A few weeks ago, after a terrible day at university, I was walking home. The sun bled softly into the sea of suburban housing. For once, there was no music in my ears, no call to make, no deadline hovering. The street was quiet, and I realised (uncomfortably) that I felt… good? Not ecstatic, not triumphant. Just okay.
Then instinct took over: I reached for my phone to check for new messages, cleared my throat as if to fill the silence, adjusted my hair in a window’s reflection. My body was looking for something to fix, some motion to remind itself of purpose. Stillness felt foreign, like driving past your primary school on the way to work.

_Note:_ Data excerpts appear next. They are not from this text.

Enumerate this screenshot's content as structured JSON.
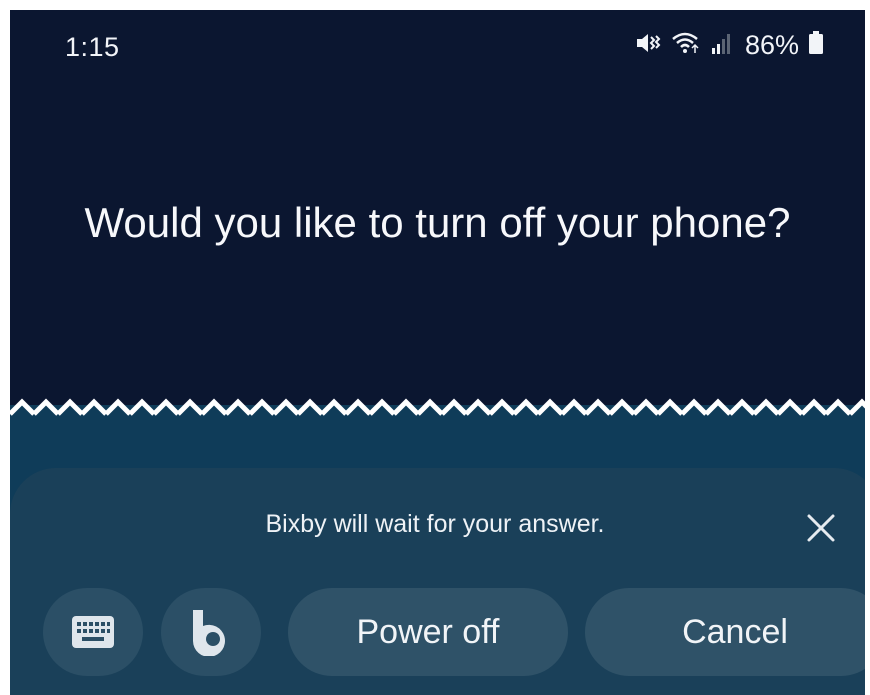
{
  "status_bar": {
    "time": "1:15",
    "battery_percent": "86%",
    "icons": [
      "mute-vibrate-icon",
      "wifi-icon",
      "signal-icon",
      "battery-icon"
    ]
  },
  "dialog": {
    "question": "Would you like to turn off your phone?"
  },
  "response_card": {
    "message": "Bixby will wait for your answer.",
    "close_icon": "close-icon",
    "keyboard_icon": "keyboard-icon",
    "bixby_icon": "bixby-icon",
    "power_off_label": "Power off",
    "cancel_label": "Cancel"
  },
  "colors": {
    "background_top": "#0b1630",
    "background_bottom": "#0f3c59",
    "card": "#1a4059",
    "button": "#2f5268",
    "text": "#f2f4f8"
  }
}
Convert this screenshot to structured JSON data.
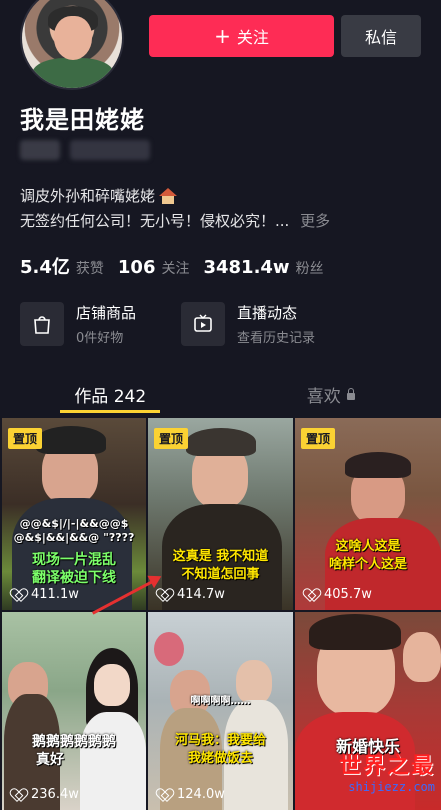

We spend most of our lives in pursuit mode. Better grades, better jobs, better versions of ourselves. The chase feels natural, almost noble. We fill our calendars and call it meaning, but when happiness actually arrives, it feels unfamiliar. We try to hold it, explain it, or fill it—as if peace itself were proof that something’s gone wrong.
It isn’t that we dislike happiness; it’s that it disrupts the narrative that keeps us moving. So much of identity is built around the notion that we are always becoming. Students who will become graduates, who will become workers, who will become weary—still chasing the next version of ourselves. Striving gives shape to our lives. You are an actor, and your role is written before you even step on stage. But when happiness shows up, it pauses the plot. The tension dissolves. For a moment, there is nothing to fix, nothing to reach for. And that stillness can feel like a kind of loss.
Happiness threatens the self we’ve built through adversity. It erases the friction our ego depends on to feel alive. In a culture that prizes productivity and constant improvement, simply being content meets suspicious eyes. Our society glorifies the hustle, romanticises exhaustion, but treats contentment as “cope.” The intangible fruits of our labour feel unearned.
So when genuine happiness appears, ordinary, unfiltered, without purpose, we rush to manage it. We open our phones, searching for the perfect fifteen-second song to make the moment look how it felt. We downplay it, laugh it off, change the subject. It’s easier to seem unfazed than to admit that something kind actually reached us. We call it connection, but often it’s just fear: fear of sitting alone with our happiness, of letting it exist without witnesses.
One night, I caught my reflection in the bathroom mirror, hair flattened on one side, toothpaste on my shirt, face a little too honest under the fluorescent light. I stood there, waiting for that usual reflex to adjust something: fix the hair, wipe the shirt, rehearse a better version of myself. But I didn’t. I just looked. It was strangely funny, how ordinary I seemed — not the high achiever, not the perfectionist, just a body caught mid-breath, alive for no particular reason. For a moment, I felt something soft and wordless: the quiet relief of not needing to be better, only real.